The third reason why Eunice buys so much canned food, as alluded to above, is that she wants to give much of it to charity. And indeed she does, which I applaud. However, the charities only accept newly bought foods, certainly not ones which are past their expiration dates. Thus, storing a cornucopia of food in the house, for later donation to charity is an impractical idea. If one is going to give it away, one needs to give it away quickly. Anyway, buying food for charity makes Eunice feel good about grocery shopping, and gives her a convenient excuse to buy more food.
A final reason why Eunice likes to buy so much food is probably due to her upbringing. At this point, the reader will probably think I will say she grew up poor in Taiwan, so she feels psychologically compelled to horde food when it's available.

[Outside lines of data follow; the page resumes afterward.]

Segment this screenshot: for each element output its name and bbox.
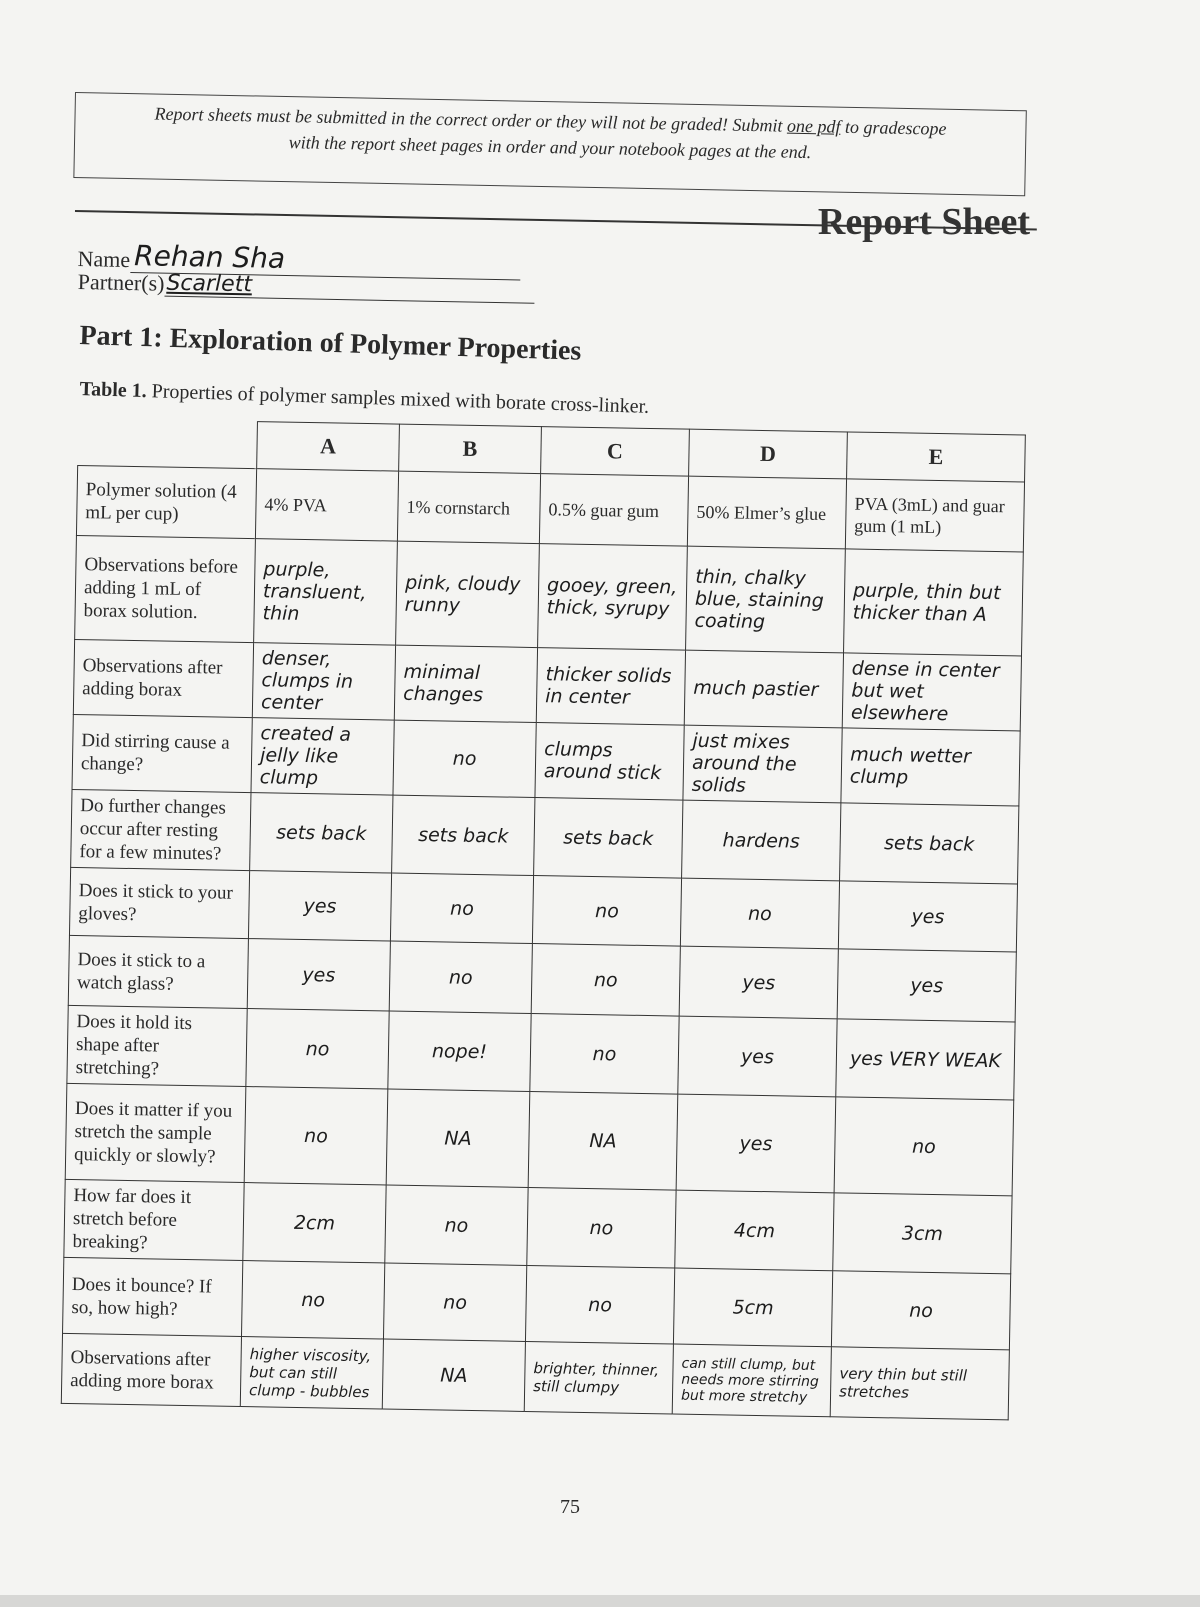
table-caption-text: Properties of polymer samples mixed with borate cross-linker. [146,380,650,418]
properties-table [61,418,1026,1420]
handwritten-cell: pink, cloudy runny [396,541,540,647]
handwritten-cell: no [530,1013,679,1094]
row-question: Does it stick to your gloves? [69,867,249,938]
handwritten-cell: no [241,1261,384,1339]
handwritten-cell: 2cm [243,1183,386,1263]
row-question: Does it bounce? If so, how high? [63,1257,243,1336]
handwritten-cell: hardens [682,800,841,881]
handwritten-cell: no [834,1097,1014,1196]
notice-line-2: with the report sheet pages in order and your notebook pages at the end. [288,132,812,163]
part-title: Part 1: Exploration of Polymer Properties [79,320,582,367]
name-value: Rehan Sha [133,239,286,275]
handwritten-cell: NA [382,1339,525,1411]
handwritten-cell: nope! [388,1011,531,1091]
table-row [65,1083,1014,1196]
partner-value: Scarlett [166,270,253,298]
handwritten-cell: no [385,1185,528,1265]
handwritten-cell: thin, chalky blue, staining coating [686,546,846,653]
handwritten-cell: minimal changes [394,645,537,722]
handwritten-cell: dense in center but wet elsewhere [842,653,1021,731]
column-header: B [399,424,542,473]
properties-table-wrapper [61,418,1026,1420]
handwritten-cell: no [525,1265,674,1344]
handwritten-cell: created a jelly like clump [251,718,394,795]
handwritten-cell: no [680,878,839,949]
handwritten-cell: no [383,1263,526,1341]
handwritten-cell: yes [247,939,390,1011]
handwritten-cell: no [393,720,536,797]
handwritten-cell: no [532,876,681,947]
handwritten-cell: yes [838,881,1017,952]
handwritten-cell: yes [248,871,391,941]
partner-line [164,270,534,304]
handwritten-cell: sets back [840,803,1019,884]
notice-text-a: Report sheets must be submitted in the correct order or they will not be graded! Submit [154,103,788,136]
table-caption-label: Table 1. [79,378,148,403]
row-question: Observations after adding borax [73,639,253,717]
handwritten-cell: no [831,1271,1010,1350]
row-question: Polymer solution (4 mL per cup) [76,466,256,539]
row-question: Does it stick to a watch glass? [68,935,248,1008]
table-cell: 0.5% guar gum [539,474,688,547]
notice-text-b: to gradescope [840,116,947,139]
row-question: Observations after adding more borax [61,1333,241,1406]
row-question: Does it hold its shape after stretching? [67,1005,247,1086]
handwritten-cell: higher viscosity, but can still clump - bubbles [240,1336,383,1408]
row-question: Do further changes occur after resting for a few minutes? [71,789,251,870]
table-row [75,535,1024,656]
handwritten-cell: 5cm [673,1268,832,1347]
handwritten-cell: no [527,1187,676,1268]
handwritten-cell: yes [837,949,1016,1022]
handwritten-cell: no [390,873,533,943]
handwritten-cell: 4cm [675,1190,834,1271]
handwritten-cell: NA [386,1089,530,1187]
handwritten-cell: yes [676,1094,836,1193]
handwritten-cell: very thin but still stretches [830,1347,1009,1420]
handwritten-cell: brighter, thinner, still clumpy [524,1341,673,1414]
column-header: D [689,429,848,479]
row-question: Observations before adding 1 mL of borax solution. [75,535,256,642]
table-cell: PVA (3mL) and guar gum (1 mL) [845,479,1024,552]
handwritten-cell: 3cm [833,1193,1012,1274]
column-header: E [847,432,1026,482]
column-header: C [541,427,690,477]
notice-underlined: one pdf [786,115,841,137]
column-header: A [257,422,400,471]
handwritten-cell: much wetter clump [841,728,1020,806]
scan-bottom-edge [0,1595,1200,1607]
handwritten-cell: denser, clumps in center [252,643,395,720]
handwritten-cell: gooey, green, thick, syrupy [538,544,688,651]
handwritten-cell: sets back [250,793,393,873]
table-caption [79,378,649,419]
handwritten-cell: yes [678,1016,837,1097]
handwritten-cell: sets back [534,798,683,879]
handwritten-cell: yes VERY WEAK [836,1019,1015,1100]
handwritten-cell: clumps around stick [535,723,684,801]
table-cell: 1% cornstarch [397,471,540,543]
handwritten-cell: purple, thin but thicker than A [844,549,1024,656]
handwritten-cell: yes [679,946,838,1019]
handwritten-cell: NA [528,1091,678,1190]
handwritten-cell: no [246,1009,389,1089]
partner-label: Partner(s) [77,268,165,296]
handwritten-cell: much pastier [684,650,843,728]
table-cell: 50% Elmer’s glue [687,476,846,549]
handwritten-cell: no [389,941,532,1013]
report-title: Report Sheet [817,201,1030,243]
handwritten-cell: sets back [392,795,535,875]
corner-cell [78,419,258,469]
submission-notice [73,92,1026,196]
handwritten-cell: can still clump, but needs more stirring but more stretchy [672,1344,831,1417]
row-question: Did stirring cause a change? [72,714,252,792]
handwritten-cell: purple, transluent, thin [254,539,398,645]
handwritten-cell: no [244,1087,388,1185]
row-question: How far does it stretch before breaking? [64,1179,244,1260]
table-cell: 4% PVA [255,469,398,541]
handwritten-cell: just mixes around the solids [683,725,842,803]
page-number: 75 [560,1496,580,1518]
name-label: Name [77,245,131,273]
handwritten-cell: thicker solids in center [536,648,685,726]
row-question: Does it matter if you stretch the sample quickly or slowly? [65,1083,246,1182]
handwritten-cell: no [531,944,680,1017]
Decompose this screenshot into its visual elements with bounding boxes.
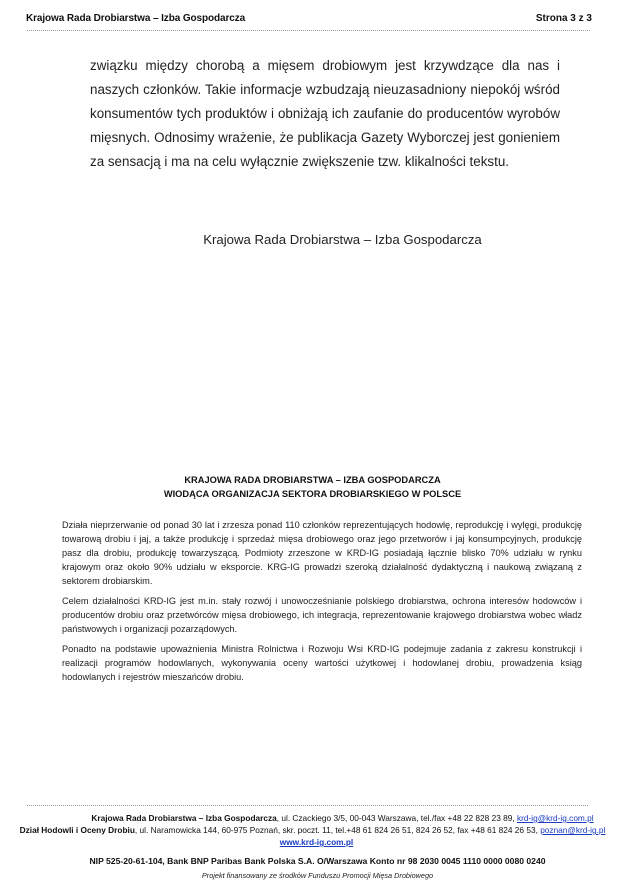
about-title-line2: WIODĄCA ORGANIZACJA SEKTORA DROBIARSKIEGO W POLSCE — [163, 489, 462, 499]
about-paragraph: Celem działalności KRD-IG jest m.in. stały rozwój i unowocześnianie polskiego drobiarstwa, ochrona interesów hodowców i producentów drobiu oraz przetwórców mięsa drobiowego, ich integracja, reprezentowanie krajowego drobiarstwa wobec władz państwowych i organizacji pozarządowych. — [62, 596, 582, 634]
footer-poznan-address: , ul. Naramowicka 144, 60-975 Poznań, skr. poczt. 11, tel.+48 61 824 26 51, 824 26 52, fax +48 61 824 26 53, — [134, 825, 541, 835]
letter-body — [90, 54, 560, 174]
letter-signature: Krajowa Rada Drobiarstwa – Izba Gospodarcza — [203, 232, 482, 247]
header-divider — [27, 30, 590, 31]
about-title-line1: KRAJOWA RADA DROBIARSTWA – IZBA GOSPODARCZA — [184, 475, 441, 485]
about-heading — [0, 473, 625, 501]
footer-divider — [27, 805, 588, 806]
about-paragraph: Ponadto na podstawie upoważnienia Ministra Rolnictwa i Rozwoju Wsi KRD-IG podejmuje zadania z zakresu konstrukcji i realizacji programów hodowlanych, wykonywania oceny wartości użytkowej i hodowlanej drobiu, prowadzenia ksiąg hodowlanych i rejestrów mieszańców drobiu. — [62, 644, 582, 682]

That is far from the case. She actually grew up in a wealthy family in Taiwan. However, her parents were very thrifty, which was a prime reason why they thrived financially. Her parents were very much into self-sufficiency and sustainable practices -- farming, aquaculture, herbal medicine, etc. They were basically good examples of "green" people whose example we would do well to follow -- at least that is how Eunice describes them lovingly. They would also share the food that they grew, and herbal medicines they collected, with others generously, as well as the knowledge they had accumulated regarding food, medicine and health. Eunice does her best to carry out her own thrifty, organic, self-sufficient, sustainable lifestyle. That is yet another reason why I love her. But she does get a bit eccentric with her food acquisition activities. Well, I love her for her eccentricity, too.
This post isn't about one of my usual big idea topics, but I figure that someday, some historian is going to run across this post, and use it as an interesting example of life in the year 2009.